4. Abandon the lesson. Get up, play the hokey pokey or simon says. It’s ok to have bad days and to regroup. If this happens often go back and re-assess your routine, it’s probably too long, and you need to make a routine that works for your group which might mean doing it at a different time of day, changing the order of the routine, or even splitting it into two shorter but more successful group times. Be creative!
Let me say this, only remove the child if it’s a must. I have only resorted to this a handful of times in decades of teaching, and it has always been because of violence. If a child gets violent you must remove them from the area where they could potentially harm your other students. Remember the A goal? To learn how to effectively work in a group? If we remove kids for minor disruptions we aren’t going to ever meet this goal. Try your best to deal with disruptions at circle, no one is expecting you to have a perfect class of quiet children , sitting still, and always waiting for you to call on them to speak. These are preschoolers, they are learning and we need to give them the space to learn and to be guided and taught. That won’t look perfect, but it will help us get your students to that goal.

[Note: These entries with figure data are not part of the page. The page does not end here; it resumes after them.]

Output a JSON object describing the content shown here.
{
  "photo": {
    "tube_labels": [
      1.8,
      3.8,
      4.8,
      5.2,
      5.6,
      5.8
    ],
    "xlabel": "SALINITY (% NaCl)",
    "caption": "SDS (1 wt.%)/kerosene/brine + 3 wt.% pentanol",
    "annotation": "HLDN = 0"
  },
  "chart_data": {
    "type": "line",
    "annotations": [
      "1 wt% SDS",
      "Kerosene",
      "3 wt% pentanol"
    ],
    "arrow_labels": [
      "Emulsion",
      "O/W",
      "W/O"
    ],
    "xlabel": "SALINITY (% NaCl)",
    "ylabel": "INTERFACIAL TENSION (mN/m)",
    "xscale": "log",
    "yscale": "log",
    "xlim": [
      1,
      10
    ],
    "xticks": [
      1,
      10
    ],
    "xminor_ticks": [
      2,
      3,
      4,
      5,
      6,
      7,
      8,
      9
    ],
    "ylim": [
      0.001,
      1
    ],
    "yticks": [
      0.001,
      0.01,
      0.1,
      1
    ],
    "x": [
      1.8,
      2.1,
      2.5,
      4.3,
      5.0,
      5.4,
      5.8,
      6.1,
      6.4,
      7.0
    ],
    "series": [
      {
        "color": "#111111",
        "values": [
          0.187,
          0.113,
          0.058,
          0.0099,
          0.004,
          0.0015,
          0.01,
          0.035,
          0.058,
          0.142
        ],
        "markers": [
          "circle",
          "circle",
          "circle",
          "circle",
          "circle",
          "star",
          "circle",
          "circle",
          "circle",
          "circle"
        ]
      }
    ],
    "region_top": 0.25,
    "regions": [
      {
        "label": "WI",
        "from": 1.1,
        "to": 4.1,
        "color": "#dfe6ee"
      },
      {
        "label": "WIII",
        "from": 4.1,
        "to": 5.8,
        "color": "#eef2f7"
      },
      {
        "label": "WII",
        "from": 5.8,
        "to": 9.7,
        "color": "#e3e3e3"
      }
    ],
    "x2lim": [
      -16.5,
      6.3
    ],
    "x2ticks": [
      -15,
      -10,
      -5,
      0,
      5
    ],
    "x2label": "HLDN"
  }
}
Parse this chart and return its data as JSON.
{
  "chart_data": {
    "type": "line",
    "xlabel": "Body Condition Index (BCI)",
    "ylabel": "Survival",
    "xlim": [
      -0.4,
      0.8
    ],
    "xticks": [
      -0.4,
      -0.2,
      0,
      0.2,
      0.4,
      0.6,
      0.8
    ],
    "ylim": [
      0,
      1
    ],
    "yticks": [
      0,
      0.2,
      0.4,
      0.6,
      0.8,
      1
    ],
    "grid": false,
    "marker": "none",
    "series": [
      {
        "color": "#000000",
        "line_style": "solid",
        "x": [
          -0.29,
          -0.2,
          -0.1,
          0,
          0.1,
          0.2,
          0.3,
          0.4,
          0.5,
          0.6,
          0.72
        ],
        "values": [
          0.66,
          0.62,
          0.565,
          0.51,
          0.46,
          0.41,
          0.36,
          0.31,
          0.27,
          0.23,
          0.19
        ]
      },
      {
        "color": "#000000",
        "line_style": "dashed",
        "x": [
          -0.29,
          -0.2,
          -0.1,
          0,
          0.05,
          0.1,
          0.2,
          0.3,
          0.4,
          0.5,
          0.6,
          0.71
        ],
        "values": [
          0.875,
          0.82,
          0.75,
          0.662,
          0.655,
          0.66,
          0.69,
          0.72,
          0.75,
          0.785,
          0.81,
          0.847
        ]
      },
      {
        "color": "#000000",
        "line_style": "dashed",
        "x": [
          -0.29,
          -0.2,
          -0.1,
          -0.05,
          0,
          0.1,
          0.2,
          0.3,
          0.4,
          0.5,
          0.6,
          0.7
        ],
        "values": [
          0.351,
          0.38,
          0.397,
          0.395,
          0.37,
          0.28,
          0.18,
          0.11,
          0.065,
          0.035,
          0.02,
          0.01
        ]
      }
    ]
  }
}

For more information about behavior management in early childhood education check out these articles.
Ruthie Granger says
Thank you for this article! I have been struggling as of late with my circle time, as my classroom as grown quickly in a short period of time. I have a 3 year old Blended setting (which was originally supposed to be 7 typical developing students and 7 students identified with a disability, but my class is now up to 17 and growing). I am trying to balance the readiness of my typical developing students (whose parents are educators) with my students who have not had the experience or exposure to a structured environment. Currently, the staffing is me and my paraprofessional, so adult hands are limited, at this time and thus part of the struggle. Your article provided me with a renewed perspective…….especially #5 about perspective…..I need to go back and focus on Goal A! I can work on the other things (Goal B) in small group and provide more targeted instruction to meet the needs of each student at their development readiness level. Thank you again!!
Allison McDonald says
I am so happy to help. How is it going now?